Sezgisel bir düzeyde, Cromwell ne tür bir ordunun kralcılara direnebileceğini anladı. Birkaç dürüst adamın bütün bir ordudan daha iyisini yapabileceğine inanıyordu. Doğru adamlar, Tanrı yolundaki askerlere önderlik edecek. “Demir yüzlü” süvarilerin efsanevi müfrezesi, son derece disiplinli ve dindar askerler, Rab için savaşmaya hazır bu şekilde ortaya çıktı. 1644'te Marston Moore Savaşı'nda parlamento ordusuna zafer getiren Cromwell'in ordusuydu. İngiliz Devrimi'nin tarihini önceden belirleyen, 1645'teki Naseby Savaşı'ndaki zaferle birleşen bu olaydı.
Dahi bir komutan olarak tanınan Cromwell, ordusuyla birlikte birçok muharebeden geçti ve her seferinde daha yüksek rütbeler aldı. 1644'te Korgeneral unvanını aldı.
Parlamentonun Birinci İç Savaş'taki zaferinden sonra, kralın diktatörlüğü geçmişte kaldı. Savaşın sonucu büyük ölçüde Oliver Cromwell'in olağanüstü organizasyon becerileri ve enerjisine bağlıydı.
Çatışmalar sırasında kazanılan engin deneyim, Cromwell'in etkili bir ordu oluşturmasını sağladı. 1645'te "demir taraflı" müfrezelere dayanan yeni bir tür ordu yarattı.
İç savaş
Parlamentonun zaferinden sonra komutan daha ılımlı bir muhalefete geçme kararı aldı. Ancak radikal demokratik görüşleri reddetmesi herkesin beğenisine göre değildi.
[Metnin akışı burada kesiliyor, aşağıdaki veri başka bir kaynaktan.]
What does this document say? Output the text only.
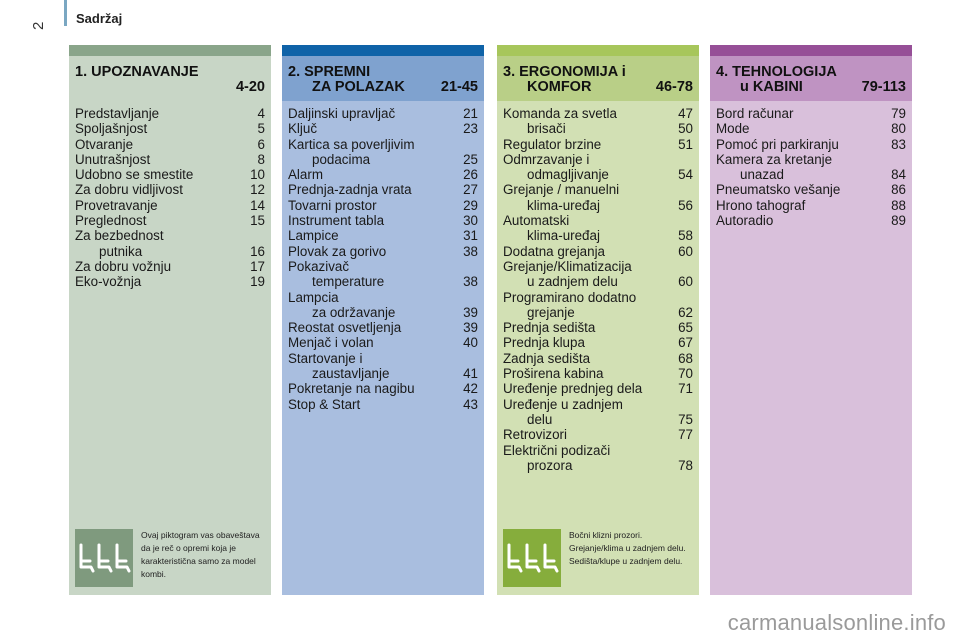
2 Sadržaj
1. UPOZNAVANJE
4-20
Predstavljanje	4
Spoljašnjost	5
Otvaranje	6
Unutrašnjost	8
Udobno se smestite	10
Za dobru vidljivost	12
Provetravanje	14
Preglednost	15
Za bezbednost
putnika	16
Za dobru vožnju	17
Eko-vožnja	19
Ovaj piktogram vas obaveštava da je reč o opremi koja je karakteristična samo za model kombi.
2. SPREMNI
ZA POLAZAK 21-45
Daljinski upravljač	21
Ključ	23
Kartica sa poverljivim
podacima	25
Alarm	26
Prednja-zadnja vrata	27
Tovarni prostor	29
Instrument tabla	30
Lampice	31
Plovak za gorivo	38
Pokazivač
temperature	38
Lampcia
za održavanje	39
Reostat osvetljenja	39
Menjač i volan	40
Startovanje i
zaustavljanje	41
Pokretanje na nagibu	42
Stop & Start	43
3. ERGONOMIJA i
KOMFOR	46-78
Komanda za svetla	47
brisači	50
Regulator brzine	51
Odmrzavanje i
odmagljivanje	54
Grejanje / manuelni
klima-uređaj	56
Automatski
klima-uređaj	58
Dodatna grejanja	60
Grejanje/Klimatizacija
u zadnjem delu	60
Programirano dodatno
grejanje	62
Prednja sedišta	65
Prednja klupa	67
Zadnja sedišta	68
Proširena kabina	70
Uređenje prednjeg dela	71
Uređenje u zadnjem
delu	75
Retrovizori	77
Električni podizači
prozora	78
Bočni klizni prozori. Grejanje/klima u zadnjem delu. Sedišta/klupe u zadnjem delu.
4. TEHNOLOGIJA
u KABINI	79-113
Bord računar	79
Mode	80
Pomoć pri parkiranju	83
Kamera za kretanje
unazad	84
Pneumatsko vešanje	86
Hrono tahograf	88
Autoradio	89
carmanualsonline.info
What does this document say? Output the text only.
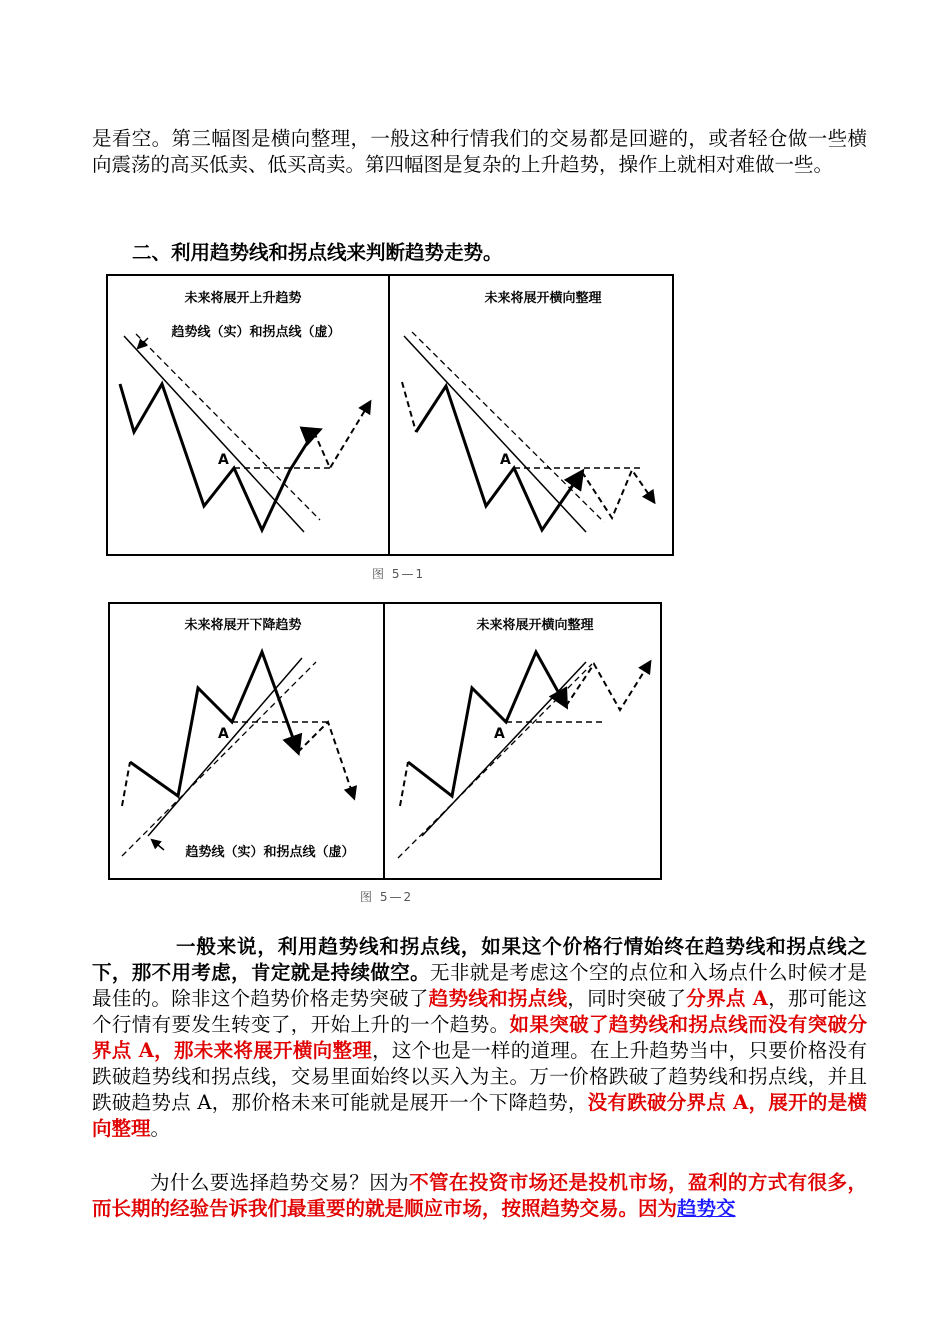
是看空。第三幅图是横向整理，一般这种行情我们的交易都是回避的，或者轻仓做一些横向震荡的高买低卖、低买高卖。第四幅图是复杂的上升趋势，操作上就相对难做一些。
二、利用趋势线和拐点线来判断趋势走势。
未来将展开上升趋势
趋势线（实）和拐点线（虚）
A
未来将展开横向整理
A
图 5—1
未来将展开下降趋势
A
趋势线（实）和拐点线（虚）
未来将展开横向整理
A
图 5—2
一般来说，利用趋势线和拐点线，如果这个价格行情始终在趋势线和拐点线之下，那不用考虑，肯定就是持续做空。无非就是考虑这个空的点位和入场点什么时候才是最佳的。除非这个趋势价格走势突破了趋势线和拐点线，同时突破了分界点 A，那可能这个行情有要发生转变了，开始上升的一个趋势。如果突破了趋势线和拐点线而没有突破分界点 A，那未来将展开横向整理，这个也是一样的道理。在上升趋势当中，只要价格没有跌破趋势线和拐点线，交易里面始终以买入为主。万一价格跌破了趋势线和拐点线，并且跌破趋势点 A，那价格未来可能就是展开一个下降趋势，没有跌破分界点 A，展开的是横向整理。
为什么要选择趋势交易？因为不管在投资市场还是投机市场，盈利的方式有很多，而长期的经验告诉我们最重要的就是顺应市场，按照趋势交易。因为趋势交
Levellers hala devrimin sonuçlarından memnun değildi ve savaşların devam etmesini istedi.
1647'de ordu kralı esir aldı. Savaşan tarafları birleştirmeye yönelik tüm girişimlere rağmen, Oliver Cromwell 1648'de başlayan İkinci İç Savaşı engelleyemedi.
Bu devrim sırasında Cromwell, İskoçya'da ve İngiltere'nin kuzeyinde kralcılarla savaştı. Sonuç olarak, Avam Kamarası'nı kralcı destekçilerden temizlemeyi başardı.
1649'da Cromwell, kralın infazını ve İngiltere'nin bir cumhuriyet olarak ilan edilmesini kabul etti. Cromwell liderliğindeki "ipek" Bağımsızlar iktidardaydı. Daha sonra kralcıların birlikleriyle amansız bir mücadeleye devam etti ve zalim bir hükümdar olduğunu gösterdi.
hayatın son yılları
Zamanla, Cromwell'in saltanatı giderek daha muhafazakar hale geldi. Tebaasının demokrasi kurma girişimlerine karşı keskin bir şekilde olumsuzdu. Ve Cumhuriyetin General Lordu rütbesini aldıktan sonra, kişisel bir diktatörlük kurmaya çalıştı.
Dış politikadaki başarıya rağmen, iç ekonomik kriz kaçınılmazdı. Beceriksiz bir iç politika, monarşinin restorasyonunu istikrarlı bir şekilde yaklaştırdı. Cromwell'in 1658'deki ölümünden sonra, oğlu Richard, kısa süre sonra iktidarı kaybeden, o sırada ülkede başlayan huzursuzlukla baş edemeyen halefi oldu.